Meniti Jalan Para Ulama - Blog Pribadi Muhammad Abduh Negara

Fiqih Syafi'i

Waktu-waktu Yang Diharamkan Untuk Shalat

Oleh: Muhammad Abduh Negara

Ada lima waktu yang diharamkan (atau menurut sebagian ulama: waktu yang makruh tahrim) untuk shalat. Tiga di antaranya berkaitan dengan masa (الزمان), dua lagi berkaitan dengan aktivitas (الفعل).

Tiga waktu yang diharamkan berkaitan dengan masa adalah:

1. Dari terbit matahari sampai matahari meninggi setinggi tombak menurut pandangan mata telanjang. Dan ini sekitar 16 menit setelah terbit matahari.
2. Dari matahari tepat di atas (tepat tengah hari), sampai ia bergeser sedikit ke arah barat. Dan ini masanya sangat singkat sekali.
3. Dari matahari menguning di sore hari (saat matahari tampak menguning di atas puncak gunung yang tinggi) hingga terbenam.

Dua waktu yang diharamkan berkaitan dengan aktivitas adalah:

1. Setelah mengerjakan shalat shubuh hingga terbit matahari.
2. Setelah mengerjakan shalat ‘ashar hingga terbenam matahari.

Shalat yang diharamkan pada lima waktu di atas, ada dua jenis:

1. Shalat sunnah (nafilah) yang memiliki sebab yang datang belakangan (shalatnya dulu dilakukan baru sebabnya terjadi), dan shalat jenis ini ada enam, yaitu:

(a) Shalat sunnah ihram
(b) Shalat sunnah safar
(c) Shalat sunnah istikharah
(d) Shalat sunnah yang dikerjakan sebelum dibunuh oleh musuh (sunnah al-qatl)
(e) Shalat sunnah saat akan keluar dari rumah
(f) Shalat sunnah hajat

2. Shalat sunnah (nafilah) muthlaqah, yaitu shalat sunnah yang dikerjakan tanpa sebab khusus juga tanpa dibatasi waktu tertentu. Termasuk dalam hukum shalat sunnah muthlaqah ini juga, shalat tasbih dan semisalnya.

Dikecualikan dari keharaman shalat di atas, pada satu tempat dan satu masa, yaitu:

1. Untuk tempat, di tanah haram Makkah Al-Mukarramah, boleh shalat sunnah kapan saja di sana, termasuk pada lima waktu yang diharamkan.
2. Untuk masa, dari istiwa (tepat tengah hari) sampai matahari tergelincir ke arah barat, di hari Jum’at.

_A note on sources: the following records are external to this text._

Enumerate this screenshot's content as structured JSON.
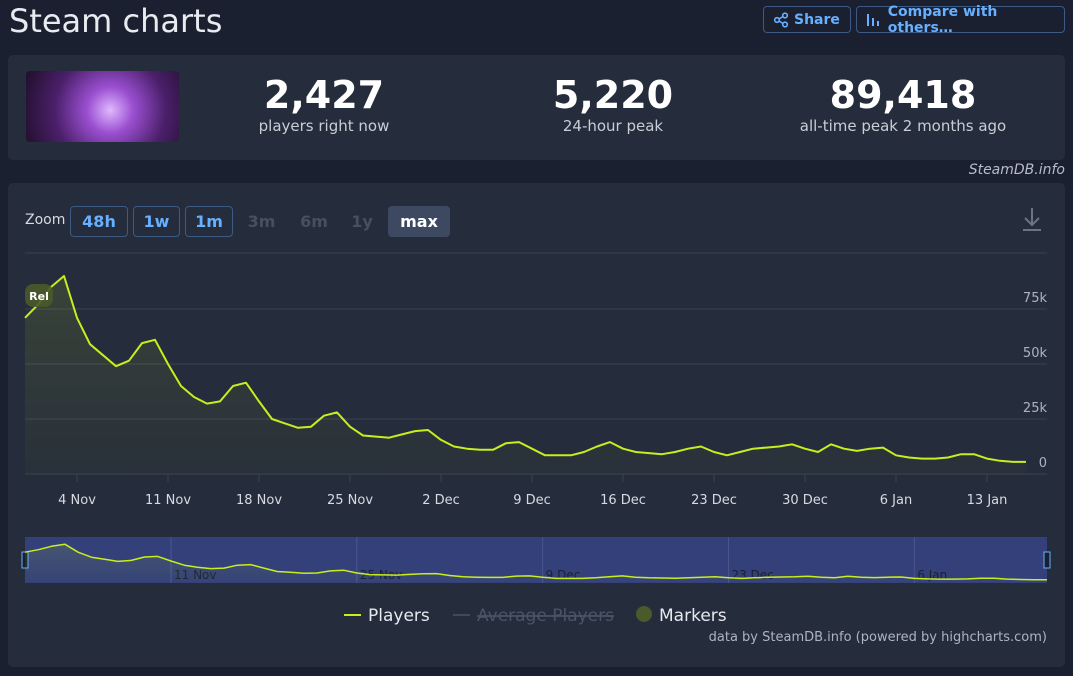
{
  "header": {
    "title": "Steam charts",
    "share": "Share",
    "compare": "Compare with others…"
  },
  "stats": [
    {
      "value": "2,427",
      "label": "players right now"
    },
    {
      "value": "5,220",
      "label": "24-hour peak"
    },
    {
      "value": "89,418",
      "label": "all-time peak 2 months ago"
    }
  ],
  "source": "SteamDB.info",
  "zoom": {
    "label": "Zoom",
    "buttons": [
      "48h",
      "1w",
      "1m",
      "3m",
      "6m",
      "1y",
      "max"
    ]
  },
  "chart_data": {
    "type": "line",
    "categories": [
      null,
      null,
      null,
      null,
      "4 Nov",
      null,
      null,
      null,
      null,
      null,
      null,
      "11 Nov",
      null,
      null,
      null,
      null,
      null,
      null,
      "18 Nov",
      null,
      null,
      null,
      null,
      null,
      null,
      "25 Nov",
      null,
      null,
      null,
      null,
      null,
      null,
      "2 Dec",
      null,
      null,
      null,
      null,
      null,
      null,
      "9 Dec",
      null,
      null,
      null,
      null,
      null,
      null,
      "16 Dec",
      null,
      null,
      null,
      null,
      null,
      null,
      "23 Dec",
      null,
      null,
      null,
      null,
      null,
      null,
      "30 Dec",
      null,
      null,
      null,
      null,
      null,
      null,
      "6 Jan",
      null,
      null,
      null,
      null,
      null,
      null,
      "13 Jan",
      null,
      null,
      null
    ],
    "series": [
      {
        "name": "Players",
        "color": "#c8ee1e",
        "values": [
          71000,
          77000,
          85000,
          90000,
          71000,
          59000,
          54000,
          49000,
          51500,
          59500,
          61000,
          50000,
          40000,
          35000,
          32000,
          33000,
          40000,
          41500,
          33000,
          25000,
          23000,
          21000,
          21500,
          26500,
          28000,
          21500,
          17500,
          17000,
          16500,
          18000,
          19500,
          20000,
          15500,
          12500,
          11500,
          11000,
          11000,
          14000,
          14500,
          11500,
          8500,
          8500,
          8500,
          10000,
          12500,
          14500,
          11500,
          10000,
          9500,
          9000,
          10000,
          11500,
          12500,
          10000,
          8500,
          10000,
          11500,
          12000,
          12500,
          13500,
          11500,
          10000,
          13500,
          11500,
          10500,
          11500,
          12000,
          8500,
          7500,
          7000,
          7000,
          7500,
          9000,
          9000,
          7000,
          6000,
          5500,
          5500
        ]
      }
    ],
    "hidden_series": [
      {
        "name": "Average Players"
      }
    ],
    "markers": {
      "name": "Markers",
      "items": [
        "Rel"
      ]
    },
    "ylim": [
      0,
      100000
    ],
    "yticks": [
      0,
      {
        "value": 25000,
        "label": "25k"
      },
      {
        "value": 50000,
        "label": "50k"
      },
      {
        "value": 75000,
        "label": "75k"
      }
    ],
    "grid": true,
    "navigator_labels": [
      "11 Nov",
      "25 Nov",
      "9 Dec",
      "23 Dec",
      "6 Jan"
    ],
    "credit": "data by SteamDB.info (powered by highcharts.com)"
  }
}
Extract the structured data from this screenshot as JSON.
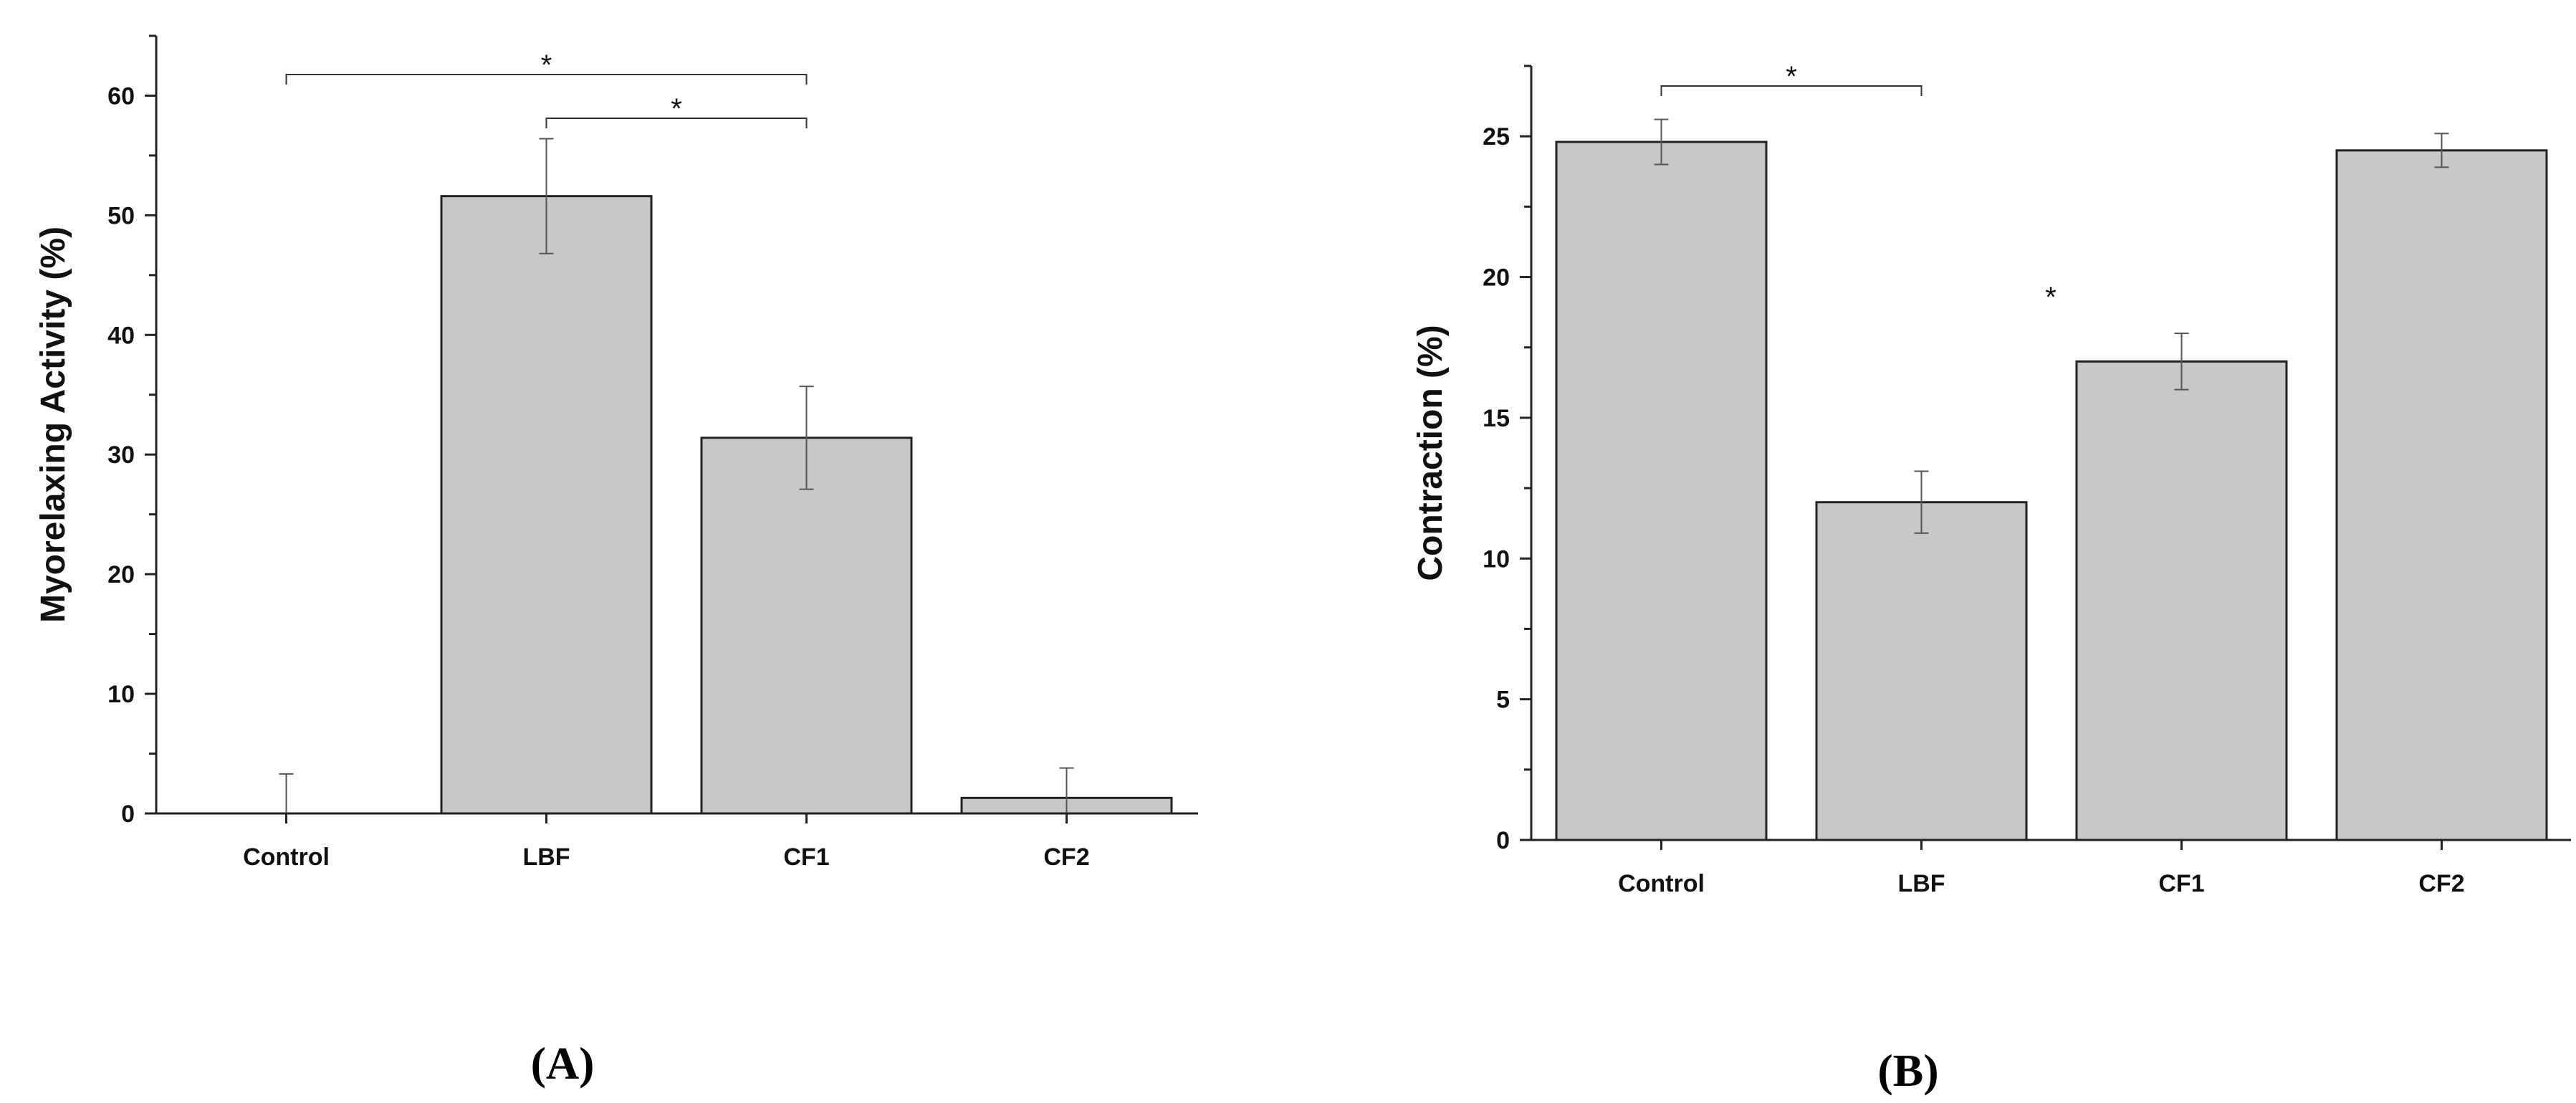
{
  "chart_data": [
    {
      "type": "bar",
      "panel_label": "(A)",
      "panel_letter": "A",
      "categories": [
        "Control",
        "LBF",
        "CF1",
        "CF2"
      ],
      "values": [
        0,
        51.6,
        31.4,
        1.3
      ],
      "errors": [
        3.3,
        4.8,
        4.3,
        2.5
      ],
      "ylabel": "Myorelaxing Activity (%)",
      "xlabel": "",
      "ylim": [
        0,
        65
      ],
      "yticks": [
        0,
        10,
        20,
        30,
        40,
        50,
        60
      ],
      "bar_color": "#c8c8c8",
      "significance": [
        {
          "from": "Control",
          "to": "CF1",
          "label": "*"
        },
        {
          "from": "LBF",
          "to": "CF1",
          "label": "*"
        }
      ]
    },
    {
      "type": "bar",
      "panel_label": "(B)",
      "panel_letter": "B",
      "categories": [
        "Control",
        "LBF",
        "CF1",
        "CF2"
      ],
      "values": [
        24.8,
        12.0,
        17.0,
        24.5
      ],
      "errors": [
        0.8,
        1.1,
        1.0,
        0.6
      ],
      "ylabel": "Contraction (%)",
      "xlabel": "",
      "ylim": [
        0,
        27.5
      ],
      "yticks": [
        0,
        5,
        10,
        15,
        20,
        25
      ],
      "bar_color": "#c8c8c8",
      "significance": [
        {
          "from": "Control",
          "to": "LBF",
          "label": "*"
        }
      ],
      "extra_star": "*"
    }
  ]
}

Adapun shalat qadha, shalat sunnah (nafilah) yang memiliki sebab terdahulu (sebab dulu terjadi baru shalat dikerjakan), seperti shalat sunnah wudhu dan tahiyyatul masjid, serta shalat sunnah (nafilah) yang memiliki sebab berbarengan, seperti shalat gerhana matahari dan gerhana bulan, tidak diharamkan shalat pada lima waktu yang diharamkan di atas. Kecuali jika ia sengaja meniatkan melakukan shalat tepat pada waktu yang diharamkan, maka haram juga hukumnya.

Catatan tambahan:

1. Haram dan makruh tahrim, memiliki kesamaan, yaitu sama-sama berdosa jika dilakukan. Bedanya, perkara haram itu ditetapkan melalui dalil yang qath’i dan tidak mengandung kemungkinan ta’wil, seperti keharaman minum khamr, sedangkan perkara makruh tahrim itu ditetapkan melalui dalil yang mengandung kemungkinan ta’wil, seperti larangan shalat pada lima waktu di atas.

2. Jika khatib Jum’at sudah naik ke atas mimbar, haram melakukan shalat apapun berdasarkan ijma’, termasuk shalat qadha yang harusnya wajib dilakukan secepatnya dan tidak boleh ditunda (shalat qadha karena meninggalkan shalat tanpa uzur), kecuali shalat tahiyyatul masjid. Dan untuk tahiyyatul masjid, wajib dikerjakan secara ringan (tidak diperpanjang dan dilambat-lambatkan), serta tidak boleh lebih dari dua rakaat.

Wallahu a’lam.

Rujukan: At-Taqrirat As-Sadidah, Qism Al-‘Ibadat, karya Syaikh Hasan bin Ahmad Al-Kaf, Halaman 192-194, Penerbit Dar Al-‘Ulum Al-Islamiyyah, Surabaya, Indonesia.